BW #23: Misery index

Why do Americans feel so blah about the economy, even if it's doing well? Let's check the "misery index," which combines several factors to get a sense of why people are feeling bad.

The US economy is doing pretty well. In fact, by many measures, it's doing *really* well. Unemployment is at historical lows, people are spending a lot, there's a fair amount of growth... But people aren't necessarily feeling great about it. Sure, there's inflation, but that has actually come down a lot in the last two years.

So, what gives? Why do Americans say that the economy is only so-so, when so many other countries are suffering even more?

One possible answer, which we'll explore this week, is the “misery index,” devised by economist Arthur Okun. By adding together the unemployment rate and the rate of inflation, you can roughly estimate just how bad people feel about the economy.
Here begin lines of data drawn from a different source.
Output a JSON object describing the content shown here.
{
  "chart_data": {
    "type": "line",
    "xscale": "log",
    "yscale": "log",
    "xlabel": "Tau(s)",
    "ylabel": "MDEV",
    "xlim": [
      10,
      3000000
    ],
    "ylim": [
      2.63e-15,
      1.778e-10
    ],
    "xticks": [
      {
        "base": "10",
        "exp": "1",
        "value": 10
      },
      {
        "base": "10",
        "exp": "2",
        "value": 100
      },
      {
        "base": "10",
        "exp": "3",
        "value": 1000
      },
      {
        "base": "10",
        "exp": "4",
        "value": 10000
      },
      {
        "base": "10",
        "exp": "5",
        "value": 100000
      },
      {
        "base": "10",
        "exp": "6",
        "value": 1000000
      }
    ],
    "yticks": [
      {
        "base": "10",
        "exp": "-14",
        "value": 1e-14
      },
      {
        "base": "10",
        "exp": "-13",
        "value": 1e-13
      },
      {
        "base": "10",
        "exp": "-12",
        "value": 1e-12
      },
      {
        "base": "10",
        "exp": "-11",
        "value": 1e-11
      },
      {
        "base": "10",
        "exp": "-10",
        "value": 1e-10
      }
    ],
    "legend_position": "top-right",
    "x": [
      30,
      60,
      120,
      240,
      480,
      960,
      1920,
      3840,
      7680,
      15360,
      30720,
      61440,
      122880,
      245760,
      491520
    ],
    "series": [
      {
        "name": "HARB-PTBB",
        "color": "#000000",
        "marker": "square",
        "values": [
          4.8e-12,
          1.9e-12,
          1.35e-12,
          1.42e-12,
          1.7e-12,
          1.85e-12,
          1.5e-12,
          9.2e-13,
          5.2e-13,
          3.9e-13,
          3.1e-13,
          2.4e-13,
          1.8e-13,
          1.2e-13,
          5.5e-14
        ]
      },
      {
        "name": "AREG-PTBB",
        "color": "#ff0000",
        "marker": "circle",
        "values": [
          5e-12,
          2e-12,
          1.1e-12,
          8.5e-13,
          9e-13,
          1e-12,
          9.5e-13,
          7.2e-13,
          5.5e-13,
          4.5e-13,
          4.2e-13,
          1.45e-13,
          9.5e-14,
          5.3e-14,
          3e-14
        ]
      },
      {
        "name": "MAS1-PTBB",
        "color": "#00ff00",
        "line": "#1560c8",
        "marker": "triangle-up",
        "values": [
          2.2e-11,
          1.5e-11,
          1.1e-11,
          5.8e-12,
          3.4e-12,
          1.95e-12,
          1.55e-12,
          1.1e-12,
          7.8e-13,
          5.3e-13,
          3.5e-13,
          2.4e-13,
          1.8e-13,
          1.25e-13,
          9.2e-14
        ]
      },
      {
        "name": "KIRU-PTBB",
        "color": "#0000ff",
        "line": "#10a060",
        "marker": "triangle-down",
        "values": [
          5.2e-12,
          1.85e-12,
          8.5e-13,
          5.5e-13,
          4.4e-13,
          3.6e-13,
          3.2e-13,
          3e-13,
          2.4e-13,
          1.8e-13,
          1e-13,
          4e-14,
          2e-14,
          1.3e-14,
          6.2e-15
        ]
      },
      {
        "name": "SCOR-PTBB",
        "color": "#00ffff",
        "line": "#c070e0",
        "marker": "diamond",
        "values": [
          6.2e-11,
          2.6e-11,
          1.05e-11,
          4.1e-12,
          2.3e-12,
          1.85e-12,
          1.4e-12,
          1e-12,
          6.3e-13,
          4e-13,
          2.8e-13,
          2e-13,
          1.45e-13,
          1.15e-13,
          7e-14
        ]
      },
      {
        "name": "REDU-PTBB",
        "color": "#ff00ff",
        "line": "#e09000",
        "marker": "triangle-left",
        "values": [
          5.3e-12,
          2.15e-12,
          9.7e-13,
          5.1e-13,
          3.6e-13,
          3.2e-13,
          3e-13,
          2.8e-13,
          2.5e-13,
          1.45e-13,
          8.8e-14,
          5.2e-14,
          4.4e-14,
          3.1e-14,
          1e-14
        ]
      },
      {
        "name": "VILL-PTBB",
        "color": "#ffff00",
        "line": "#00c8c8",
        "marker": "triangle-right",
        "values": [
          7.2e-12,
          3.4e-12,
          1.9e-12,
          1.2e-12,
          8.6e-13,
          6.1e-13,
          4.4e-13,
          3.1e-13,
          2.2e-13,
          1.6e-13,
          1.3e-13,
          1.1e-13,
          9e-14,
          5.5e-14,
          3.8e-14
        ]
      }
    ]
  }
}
It's a way to quantify something we all know intuitively, namely that high unemployment and high inflation are pretty miserable, while low unemployment and low inflation give a pretty great feeling regarding the economy.

It might seem weird to add together two percentages that are otherwise unconnected. But it's not a bad first-pass measure of how things are feeling.

Data

To calculate the misery index, we'll need to get two different pieces of data, and then put them together:

  • The inflation rate
  • The unemployment rate

But wait a second — it's very nice to talk about “the inflation rate” and “the unemployment rate.” But as we've seen in previous issues of Bamboo Weekly, there are multiple measures of inflation, and also multiple measures of unemployment. Which ones will we use?

I'm not an economist (although I do find the subject fascinating), so I’m going to do my best to choose the right data and also to calculate these things correctly. (As always, I look forward to being corrected, and thus learning more about this, from readers.) This week, we'll use data from FRED, the data portal run by the Federal Reserve Bank of St. Louis. We’ll use the seasonally adjusted employment percentage, which is mentioned in several sources I read about the misery index. As for inflation, we’ll use the World Bank’s annual inflation numbers for the US. It’s quite possible that other measures will be seen as more accurate or useful.

I should add that there seem to be some newer versions of the misery index, including the Barro Misery Index (proposed by economist Robert Barro, which includes several factors beyond unemployment and inflation) and a worldwide misery index, proposed by economist Steven Hanke, which can be calculated for many countries. This analysis can thus go in a lot of different directions.

This week, we have eight questions and tasks. The learning goals are to work with Excel files, datetime data, changes, and line plots:

  • Download the seasonally adjusted unemployment numbers, as calculated by the Bureau of Labor Statistics, from https://fred.stlouisfed.org/series/UNRATE . Use the Excel version of the data. Create a data frame from that information, setting the `observation_date` column to be the index, and ensuring that the dtype is good for dates and times.
  • The misery index is calculated on an annual basis. This means that we'll need to transform our data frame from containing monthly data, with 12 rows per year, into one with annual data, with one row per year. Perform this transformation, such that the annual rate for each year is the mean of the 12 monthly calculations.